Rule of thirds, composition, framing – one of the first skills you should learn before taking photos. It can help you tell the story, or emphasise a feeling.
Usually, when gridlines are enabled on a camera or phone it looks like this:
But for the purpose of this article, I will move them slightly in order to show you how I frame my photos with the rule of thirds in mind.
Here are 4 examples.
In this photo, the subject is the leopard sitting next to a termite nest. The leopard is the main focus, secondly is the termite nest. Consider the termite nest as a side story.
As you can see I created a little bit of breathing room on the right of the leopard, which is also the direction it’s looking. Why did I do this?
Well, consider the photo below if I didn’t.
It might still be an okay shot, but it’s just not the same. At least not for me anyway. It feels a little bit too cramped. I want there to be a feeling of freedom. That the leopard is in its territory where it is free to roam, and not just a cat trapped in a cage.
Here are two textbook uses of the rule of thirds.
The bottom line of the gridline is on the horizon and my subject is smack in the middle of the photo.

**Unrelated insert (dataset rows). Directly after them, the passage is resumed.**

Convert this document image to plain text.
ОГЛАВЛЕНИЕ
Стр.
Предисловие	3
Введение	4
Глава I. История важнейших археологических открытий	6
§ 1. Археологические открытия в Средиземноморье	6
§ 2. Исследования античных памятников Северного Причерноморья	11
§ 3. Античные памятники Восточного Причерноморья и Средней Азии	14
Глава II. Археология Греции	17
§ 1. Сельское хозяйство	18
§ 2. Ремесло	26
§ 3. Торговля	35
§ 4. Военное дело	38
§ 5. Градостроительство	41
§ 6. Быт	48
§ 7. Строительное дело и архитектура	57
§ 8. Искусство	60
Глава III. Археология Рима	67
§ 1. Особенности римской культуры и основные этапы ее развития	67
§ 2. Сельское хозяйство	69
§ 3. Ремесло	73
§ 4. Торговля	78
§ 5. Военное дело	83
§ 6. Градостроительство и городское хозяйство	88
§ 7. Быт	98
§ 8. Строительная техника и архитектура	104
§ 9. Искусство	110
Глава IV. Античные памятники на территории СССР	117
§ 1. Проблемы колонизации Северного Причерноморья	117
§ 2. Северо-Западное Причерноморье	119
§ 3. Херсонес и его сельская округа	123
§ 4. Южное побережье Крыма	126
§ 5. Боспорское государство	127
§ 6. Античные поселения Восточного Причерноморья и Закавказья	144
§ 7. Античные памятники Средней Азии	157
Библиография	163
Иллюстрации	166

Here the subject, which is a flower, is also right in the middle. I made use of a vignette* to darken the image around the corners in order to highlight the flower even more.
*Vignette - Usually a dark oval or circular shadow that creeps from the borders to the centre of the photo.
When I took this photo I made sure the mountain was in the bottom half of the frame with the sky filling the top half, which once again also creates breathing room for the photo. I want you to get a feeling of the fresh open air.
Maybe you’ve noticed the clouds are also serving as leading lines that guide your eyes towards the mountain.
These “rules” are merely guidelines and not the “Code of the Photography Brethern”. This is what works for me as a photographer. Play around with them. See what works for you. Develop your own eye for detail and see what you can come up with.